Overblog
Editer l'article Suivre ce blog Administration + Créer mon blog
Le blog de Narcipat

Non explicit mysterium

6 Août 2010 , Rédigé par Narcipat Publié dans #Anecdotiquotidien

     Laissons en place, vérité oblige, cet adieu de théâtre, ce “Merde à tous” secrètement rageur. Et lâchons les deux blogs où je “contais des salades”, le premier avec un très relatif succès, mais sous le déguisement d’une jolie fille à l’encan, d’où érosion très rapide du plaisir, le second dans le silence le plus entier : celui-là conservant quelques données brutes, comme mon âge réel, mais taisant la narcipathologie, et ne s’en trouvant pas mieux. Qu’on appelle ou non au débat théorique, qu’on se présente comme un saint ou comme un monstre, il me semble que le fait seul d’être un vieillard (selon d’état-civil, du moins) implique une condamnation sans appel.

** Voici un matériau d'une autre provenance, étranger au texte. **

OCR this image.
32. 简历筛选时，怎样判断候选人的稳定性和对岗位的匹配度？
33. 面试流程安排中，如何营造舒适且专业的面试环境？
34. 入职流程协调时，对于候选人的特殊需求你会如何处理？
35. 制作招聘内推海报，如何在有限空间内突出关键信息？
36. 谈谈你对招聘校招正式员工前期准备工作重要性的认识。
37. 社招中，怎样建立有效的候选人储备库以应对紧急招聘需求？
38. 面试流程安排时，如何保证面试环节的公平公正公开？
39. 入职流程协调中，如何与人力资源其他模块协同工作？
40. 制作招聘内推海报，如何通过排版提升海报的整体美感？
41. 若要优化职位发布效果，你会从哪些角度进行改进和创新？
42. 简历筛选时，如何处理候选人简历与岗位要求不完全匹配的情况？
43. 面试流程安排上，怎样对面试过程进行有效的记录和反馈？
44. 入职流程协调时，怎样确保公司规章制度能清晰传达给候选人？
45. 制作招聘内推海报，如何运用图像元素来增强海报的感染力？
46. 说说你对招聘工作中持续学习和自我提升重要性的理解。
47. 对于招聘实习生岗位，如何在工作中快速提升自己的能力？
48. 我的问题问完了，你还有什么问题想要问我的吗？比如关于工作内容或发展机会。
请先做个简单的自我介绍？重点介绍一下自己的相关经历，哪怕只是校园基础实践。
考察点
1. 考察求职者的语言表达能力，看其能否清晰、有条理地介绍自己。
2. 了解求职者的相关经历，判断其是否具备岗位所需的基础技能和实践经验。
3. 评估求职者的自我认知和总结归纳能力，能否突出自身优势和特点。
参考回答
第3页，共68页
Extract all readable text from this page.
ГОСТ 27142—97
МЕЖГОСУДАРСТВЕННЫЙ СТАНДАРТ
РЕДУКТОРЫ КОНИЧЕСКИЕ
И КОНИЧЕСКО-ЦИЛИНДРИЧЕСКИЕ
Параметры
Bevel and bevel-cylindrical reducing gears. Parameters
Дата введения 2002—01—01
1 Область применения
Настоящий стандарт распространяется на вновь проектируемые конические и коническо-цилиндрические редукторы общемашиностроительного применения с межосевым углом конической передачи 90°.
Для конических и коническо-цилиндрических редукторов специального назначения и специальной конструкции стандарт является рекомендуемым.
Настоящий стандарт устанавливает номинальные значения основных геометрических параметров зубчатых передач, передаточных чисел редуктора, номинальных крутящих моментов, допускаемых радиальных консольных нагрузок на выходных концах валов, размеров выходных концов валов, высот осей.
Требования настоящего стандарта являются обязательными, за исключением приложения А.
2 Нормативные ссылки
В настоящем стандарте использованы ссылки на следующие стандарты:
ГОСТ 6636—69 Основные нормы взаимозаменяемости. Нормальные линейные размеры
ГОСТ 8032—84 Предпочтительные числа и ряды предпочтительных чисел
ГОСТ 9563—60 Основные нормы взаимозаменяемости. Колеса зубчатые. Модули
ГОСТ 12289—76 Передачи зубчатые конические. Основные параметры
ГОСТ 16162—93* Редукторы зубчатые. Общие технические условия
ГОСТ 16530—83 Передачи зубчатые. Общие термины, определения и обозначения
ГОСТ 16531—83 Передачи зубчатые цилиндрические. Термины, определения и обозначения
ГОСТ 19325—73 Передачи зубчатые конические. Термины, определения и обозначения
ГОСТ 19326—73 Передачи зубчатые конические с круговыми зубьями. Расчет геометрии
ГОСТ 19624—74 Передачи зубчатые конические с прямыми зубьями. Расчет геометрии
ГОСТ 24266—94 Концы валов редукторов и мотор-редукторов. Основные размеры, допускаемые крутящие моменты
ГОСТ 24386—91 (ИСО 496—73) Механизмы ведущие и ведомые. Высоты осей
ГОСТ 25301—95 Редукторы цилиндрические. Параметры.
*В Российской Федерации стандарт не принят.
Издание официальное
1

C’est assez dire que je reprends la charrue sans espoir excessif d’écho, mais je me cogne à une telle impasse que je ne vois rien d’autre à faire. Rien de rien. Alors…

     L’affaire K/Z a connu un dénouement-effilochage qui n’a même pas l’attrait de la nouveauté, puisque neuf filles sur dix s’éloignent sans s’expliquer : moins de fatigue, et moins de risque! Comme je n’avais aucun appétit pour la poursuite d’une correspondance avec une marionnette, j’ai sommé Oups-Zigatine-Anto de m’envoyer sa photo, en respectant quelques consignes, histoire que Kapok n’aille pas glaner quelque mignon minois sur la toile. Et le surprenant, c’est que cette photo, dans les deux jours, je l’ai reçue! – ayant préalablement expédié la mienne, ce qui corserait plutôt la surprise… Un joli demi-visage, un regard sombre et assez fascinant, qui me rappelle celui de Musidora (la première “vamp”), la partie sud étant dissimulée “par précaution”: nez patatoïdal? Menton disgracieux? Pinaillerie d’arrière-garde. Ce qui importait, c’est d’avoir affaire à une être humaine à part entière : je n’imaginais pas Kapok assez éhontée pour faire appel à de la main-d’œuvre extérieure, ni même disposant d’une amie jeune et belle pour lui rendre ce service. Ou plutôt, je m’en foutais pas mal, m’étant simplement donné le droit de rêver un peu, dès lors que ma modeste exigence avait été prise en considération. Par retour j’expédiai donc le poulet prosterné ci-dessous :

     « Juste parce que la consultation de GMail ne demandait que deux secondes, au saut du lit, entre café et créa… Stupéfait, jdoâ l’avouer. J’avais tellement bien arrangé ma petite histoire. Pas une faille dans la grisaille, pas une bavure dans la saumure, tout collait impec. Et puis, cet arc-en-ciel qui fait de la charpie de mon petit monde! Pas absolument impossible que Kapok ait recruté une vamp via sa fille ou ses potes dans les milieux du cinoche, mais je refuse de pourcenter ce misérable lambeau de doute. Trop heureux de croire. Qu’ai-je à y perdre, d’ailleurs, au regard du gain? Bonheur, souffrance, tout est bon pour redonner des couleurs à un semi-cadavre. Merci, si sot que ça sonne, d’exister vraiment. Merci d’avoir condescendu à déférer à ma demande. Dieu, Lui, n’a jamais eu cette complaisance, ou seulement du bout des lèvres. Je me sens porté par un tel élan de réconciliation que bien cap’, lorsque tu m’auras laissé choir, de reprendre contact avec cette pauvre Kapok, ne serait-ce que pour lui présenter des excuses, qui me seront facilitées par l’élimination du fond de rosserie de l’Épître. Heureusement que je n’ai pas cédé à la tentation de la mettre en ligne. [1]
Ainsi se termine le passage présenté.